Researchers should view this work as an invitation to use this application, with the ability to hide the code from the user while still providing full functionality. Researchers’ models will be successfully integrated with the aid of the application itself. This will generate synergies that will inevitably speed up oncology-related AI research. Additionally, it will prevent models from being unnoticed and underutilized, which frequently occurs when numerous publications on the same general topic are released quickly.

There are certain limitations to the technique employed to extract regression model coefficients from a nomogram. One limitation is that the resolution of the published model significantly impacts accuracy. Another limitation is that even though the model coefficients may be retrieved, a nomogram cannot be used to determine the standard error for the parameter coefficients [48]. However, the technique may be employed with any nomogram, making it a useful tool.

By encouraging more researchers to submit their work via this application, hopefully, the number of curated models will increase and the application can continue to serve the public.
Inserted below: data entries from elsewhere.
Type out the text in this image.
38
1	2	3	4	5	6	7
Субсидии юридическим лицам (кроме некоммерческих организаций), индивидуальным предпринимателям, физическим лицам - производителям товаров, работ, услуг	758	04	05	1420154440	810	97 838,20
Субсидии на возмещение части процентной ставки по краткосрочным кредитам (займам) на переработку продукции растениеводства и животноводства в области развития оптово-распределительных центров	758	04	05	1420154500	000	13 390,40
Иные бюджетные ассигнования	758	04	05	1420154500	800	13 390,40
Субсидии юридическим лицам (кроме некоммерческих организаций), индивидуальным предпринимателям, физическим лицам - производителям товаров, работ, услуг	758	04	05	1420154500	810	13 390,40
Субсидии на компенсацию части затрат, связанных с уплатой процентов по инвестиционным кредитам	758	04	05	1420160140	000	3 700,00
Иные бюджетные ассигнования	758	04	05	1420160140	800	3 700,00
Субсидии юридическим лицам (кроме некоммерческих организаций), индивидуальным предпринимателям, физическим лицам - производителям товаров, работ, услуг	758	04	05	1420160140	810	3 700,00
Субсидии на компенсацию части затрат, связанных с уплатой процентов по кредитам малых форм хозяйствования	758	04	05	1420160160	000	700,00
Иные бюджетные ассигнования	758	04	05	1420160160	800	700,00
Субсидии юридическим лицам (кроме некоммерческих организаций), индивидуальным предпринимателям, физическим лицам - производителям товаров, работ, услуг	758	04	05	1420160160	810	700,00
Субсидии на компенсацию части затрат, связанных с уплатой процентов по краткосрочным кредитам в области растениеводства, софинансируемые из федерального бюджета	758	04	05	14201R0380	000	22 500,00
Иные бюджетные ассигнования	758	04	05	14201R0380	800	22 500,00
This will be accomplished as a result of an increase in staff via the Optima Grant, who will perform monthly checks for the new models. The three prerequisites are (1) open-access papers with a clear, implementable model description; (2) papers with a minimum of 10 citations; (3) models of TRIPOD 3 and 4.

5. Conclusions

The repository accessible at https://ai4cancer-ai.herokuapp.com (accessed on 1 April 2022), in the current prototype level, contains 18 proven machine learning models to assist doctors in making decisions on patient care for a variety of cancer types. Other researchers can make use of this technique for deriving regression coefficients from nomograms. As a result, research teams are being urged to disseminate their models globally.